Monday, October 20, 2008

Put your Foot on the Breakers!

How does this happen? You write this articulate, witty, interesting piece of prose and than it vanishes out of thin air? I guess I just need to learn the ins & outs of Blogger and I'll get it right eventually.

The vanishing is quite apropos, I suppose, since this weekend was spent in Providence and Newport Rhode Island, highlights being mansions and ghost tours.
At any rate, to save you from reading my complaints of vanishing blogs, I'll instead entertain my readers with interesting stories of quintessential weekend escapes to New England in autumn. One of the biggest sacrifices I've made since living in New York has been my car. Just didn't feel like dealing with "alternate side of the street" and "no standing" rules and other vernacular that doesn't make any sense to my friends who don't live here. I've been sans wheels since 2002, so it is a real treat to be able to rent a car and follow the clan of "leaf watchers" north on I-95 for a brisk autumn weekend. So we got on the highway (more like a parking lot) and not dissimilar to a herd of cattle searching for the best grass, we followed the rest of the city dwellers bumper-to-bumper up to New England.
I love driving, but my friends tease me that I do not brake for things that I should. Things like red lights and stop signs and red arrows. But I thought those rules didn't apply anymore once you are out of the city and out of harm's way? Who knows. All I know is that I have a safe driving record and I get us where we need to go quickly even if there is traffic. Ask ANY single one of my friends and they will tell you my pet peeve is being late and people who are late. I am always on time and expect others to be as well. So if you've got a meeting with me, use your brakes sparingly!

The ghost tour was fun, but compared to the tour I took in Albuquerque over labor day weekend, the Providence one left a lot to be desired. I did capture some orbs (I'll explain in a minute), but the New Mexico tour was smaller, the streets were more deserted, the alleyways were more narrow, and the atmosphere was much darker and creepier. I might as well have seen dead bodies slumped over in the corners of the buildings, rotting away as fog rolled over.

But the Providence tour was interesting and I did learn some cool history. We learned about ghosts of famous Rhode Islanders like Roger Williams and Edgar Allen Poe. We learned the morbid little tale of Poe and his girlfriend who was Goth before Goth was cool. While all of her lady friends were wearing perfume to impress the gentlemen callers, she was wearing ether to ward off evil spirts. Sounds like a match made in heaven (hell?) for Poe, ehh? I love Poe and his fascination with the macabre. Which is probably why I love these ghost tours so much (I've done Savannah, Albuquerque and now Rhode Island.....and also the Jack the Ripper tour in England, even though that wasn't really a ghost tour. Still fits in the dark macabre category.)
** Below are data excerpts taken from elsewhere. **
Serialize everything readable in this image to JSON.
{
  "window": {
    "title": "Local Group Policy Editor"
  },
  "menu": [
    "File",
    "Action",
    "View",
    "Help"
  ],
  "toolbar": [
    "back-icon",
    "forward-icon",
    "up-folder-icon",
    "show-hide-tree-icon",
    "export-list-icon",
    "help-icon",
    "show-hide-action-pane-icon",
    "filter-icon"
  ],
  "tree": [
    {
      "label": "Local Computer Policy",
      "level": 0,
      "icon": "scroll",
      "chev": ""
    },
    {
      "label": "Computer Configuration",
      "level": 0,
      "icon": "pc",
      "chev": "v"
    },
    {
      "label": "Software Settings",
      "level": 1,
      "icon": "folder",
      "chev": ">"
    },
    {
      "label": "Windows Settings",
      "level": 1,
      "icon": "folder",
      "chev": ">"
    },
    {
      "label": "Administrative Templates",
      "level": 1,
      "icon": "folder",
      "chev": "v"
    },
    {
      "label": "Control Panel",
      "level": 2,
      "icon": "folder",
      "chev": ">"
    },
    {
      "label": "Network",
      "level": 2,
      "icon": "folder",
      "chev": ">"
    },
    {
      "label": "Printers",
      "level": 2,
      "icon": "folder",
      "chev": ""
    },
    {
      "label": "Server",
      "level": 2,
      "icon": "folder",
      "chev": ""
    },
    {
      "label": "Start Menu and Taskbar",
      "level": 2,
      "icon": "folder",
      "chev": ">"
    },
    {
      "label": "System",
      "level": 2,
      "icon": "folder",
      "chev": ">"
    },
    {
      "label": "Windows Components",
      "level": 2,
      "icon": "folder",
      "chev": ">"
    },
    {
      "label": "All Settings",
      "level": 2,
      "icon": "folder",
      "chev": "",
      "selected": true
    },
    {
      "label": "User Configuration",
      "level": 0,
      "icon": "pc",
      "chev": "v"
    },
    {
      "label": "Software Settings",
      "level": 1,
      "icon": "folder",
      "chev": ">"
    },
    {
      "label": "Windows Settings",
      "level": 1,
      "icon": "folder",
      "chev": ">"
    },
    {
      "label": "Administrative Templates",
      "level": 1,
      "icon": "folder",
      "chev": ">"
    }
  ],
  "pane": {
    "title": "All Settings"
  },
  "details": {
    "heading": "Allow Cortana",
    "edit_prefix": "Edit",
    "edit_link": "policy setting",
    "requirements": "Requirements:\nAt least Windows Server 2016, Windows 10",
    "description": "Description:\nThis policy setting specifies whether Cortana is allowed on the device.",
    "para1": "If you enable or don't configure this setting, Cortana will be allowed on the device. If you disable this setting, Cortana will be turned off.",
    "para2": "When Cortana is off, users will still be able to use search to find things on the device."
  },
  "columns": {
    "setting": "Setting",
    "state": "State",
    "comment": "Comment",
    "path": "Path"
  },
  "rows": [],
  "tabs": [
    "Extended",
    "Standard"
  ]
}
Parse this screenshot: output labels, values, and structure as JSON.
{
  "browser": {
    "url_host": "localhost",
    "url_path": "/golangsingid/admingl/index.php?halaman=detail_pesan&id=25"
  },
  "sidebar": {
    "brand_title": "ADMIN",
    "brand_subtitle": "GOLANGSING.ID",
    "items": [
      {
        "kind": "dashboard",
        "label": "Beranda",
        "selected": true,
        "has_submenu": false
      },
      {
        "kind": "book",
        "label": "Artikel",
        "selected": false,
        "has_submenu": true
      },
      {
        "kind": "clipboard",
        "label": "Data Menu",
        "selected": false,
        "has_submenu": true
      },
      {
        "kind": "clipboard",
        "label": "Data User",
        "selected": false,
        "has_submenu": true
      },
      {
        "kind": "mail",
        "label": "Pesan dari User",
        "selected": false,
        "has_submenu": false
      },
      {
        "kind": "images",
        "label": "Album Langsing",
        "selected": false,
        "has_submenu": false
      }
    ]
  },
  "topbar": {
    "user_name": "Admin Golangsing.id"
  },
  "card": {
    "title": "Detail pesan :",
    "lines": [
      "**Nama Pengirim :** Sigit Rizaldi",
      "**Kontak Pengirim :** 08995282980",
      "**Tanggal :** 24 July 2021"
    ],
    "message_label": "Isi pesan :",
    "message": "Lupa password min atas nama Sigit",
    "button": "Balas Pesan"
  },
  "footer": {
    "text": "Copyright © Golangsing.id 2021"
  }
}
Another interesting story was that of Samuel Slater who was dragged to his death by trolley down a steep slope leading downhill to Benefit Street. Legend has it that he haunts the area. (Okay, I have to admit before I go on- it wasn't really Samuel was some other famous ghost of Rhode Island past, but I wasn't paying close enough attention on the tour. If anyone does know who this ghost was, please leave a comment.)
So what is an orb, you ask? An orb is an energy, a very loose form of a ghost, which appears as a circle in digital photography. First, it is important to know that I am a HUGE skeptic of such things. But after analysis of my camera and attempting pictures at supposedly non-haunted areas, I am reasonably convinced that these orbs are real. The best way to do it is to go to areas that people claim to have had strange things happen (cold temperatures, strange figures, an uneasy feeling, etc.) and start shooting photos. If you try this at home, however, be sure not to confuse orbs with dust, rain, or light, because all of these things leave similar looking circles.

This particular photo was taken in front of a building at Brown University that used to be an infirmary during the Revolutionary War. The building is allegedly haunted and people have strange things happen to them while they are there.

Also during my weekend my friends and I took a tour of the "summer cottages" (i.e. mansions) of the Vanderbilt's and the Astors.

The Vanderbilt's is by far the most impressive of Newport. They only lived at this 282729020 room mansion for two months of the year and they shipped in the ornate woodwork and decor from France to resemble the Italian Renaissance. Their mansion is called "The Breakers" and they call it this, because you can hear the breakers of the Atlantic ocean, crashing into the rocky New England shore.

The Astors had an interesting tour too, because everyone there was dressed in character and behaving as if the year were 1891. So they warned us not to ask John Jacob about the Titanic if we ran into him, because he didn't go down with the ship until 1912 and we might freak him out a bit to let him know of this tragedy in advance! The tour guide also noted that my friend Holly and I were quite progressive with our Turkish Trousers!

On that note, I suppose I should get back to the grind and work my Turkish trousers off. Hope everyone else had a lovely weekend.

PS- For those of you who have asked, YES, I DID mean to spell "rime" that way.....ever heard of Samuel Taylor Coleridge? Ever heard of "old English"?